Llamo ‘calopismo’ a la visión deslumbrante por su rara belleza, lo contrario del espectro, que es fantasma de fealdad. El cine de Fellini se compone de epifanías de lo imaginario y de falsas memorias; el de Jodorowsky, de calopismos encadenados por un orden onírico. Parecía haber perdido mano en su última película, La danza de la realidad, basada en el libro del mismo nombre, donde se entrega sin recato a una autobiografía plana, sin fuelle salvo en la estupenda secuencia de los peces y las aves, en el cromatismo y en ocurrencias geniales como la de que el personaje de su madre hable cantando. Pero he aquí que aparece con energía el calopismo en la segunda parte de su díptico biográfico, Poesía sin fin, cuando el joven Alejandro se convierte en poeta y donde el creador es capaz de recuperarse y poner en pie sus hermosos fantasmas como en un árbol de fotos. Poesía sin fin rebosa de calopismos en las secuencias del Café Iris y otras. Reinventa su primera juventud con Nicanor Parra y los surrealistas chilenos de La Mandrágora antes de marchar a París. No puede librarse de la obsesión de matar simbólicamente al padre –o al menos reconciliarse con él- en la última secuencia. En un contexto testamentario como éste, persevera en la creación de estupendas imágenes visionarias, por las que sin duda puede continuar llamándosele mago.
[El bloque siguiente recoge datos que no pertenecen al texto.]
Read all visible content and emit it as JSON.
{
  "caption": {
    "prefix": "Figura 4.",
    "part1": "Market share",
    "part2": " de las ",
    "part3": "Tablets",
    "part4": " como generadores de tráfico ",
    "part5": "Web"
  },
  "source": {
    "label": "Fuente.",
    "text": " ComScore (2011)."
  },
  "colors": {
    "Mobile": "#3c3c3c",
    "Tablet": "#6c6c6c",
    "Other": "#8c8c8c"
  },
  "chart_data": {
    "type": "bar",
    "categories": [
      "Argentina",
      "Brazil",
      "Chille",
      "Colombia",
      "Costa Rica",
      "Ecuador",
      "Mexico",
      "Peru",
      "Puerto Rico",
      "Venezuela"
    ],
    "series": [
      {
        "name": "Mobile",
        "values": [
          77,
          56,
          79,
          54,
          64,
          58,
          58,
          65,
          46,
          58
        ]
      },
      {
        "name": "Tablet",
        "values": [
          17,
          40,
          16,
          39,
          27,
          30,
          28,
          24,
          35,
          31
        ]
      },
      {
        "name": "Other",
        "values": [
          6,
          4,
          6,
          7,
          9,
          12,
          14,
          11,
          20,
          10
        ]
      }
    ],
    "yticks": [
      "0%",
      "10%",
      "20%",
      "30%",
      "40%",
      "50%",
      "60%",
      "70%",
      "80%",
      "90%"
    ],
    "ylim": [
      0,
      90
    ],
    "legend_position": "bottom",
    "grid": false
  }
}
Es curioso que vuelvan a comparecer aquí como personajes padre y madre de Jodorowsky, en acción posterior a la de La danza de la realidad pero como si no hubieran pasado por el aprendizaje por el que pasaron entonces. Los progenitores siguen igual, y en el caso de la madre incluso con empeoramiento. Me pregunto si no será un autochiste de Jodorowsky sobre las curaciones místicas, sobre todo cuando el padre dice al principio que sigue igual porque ha tenido que sobrevivir.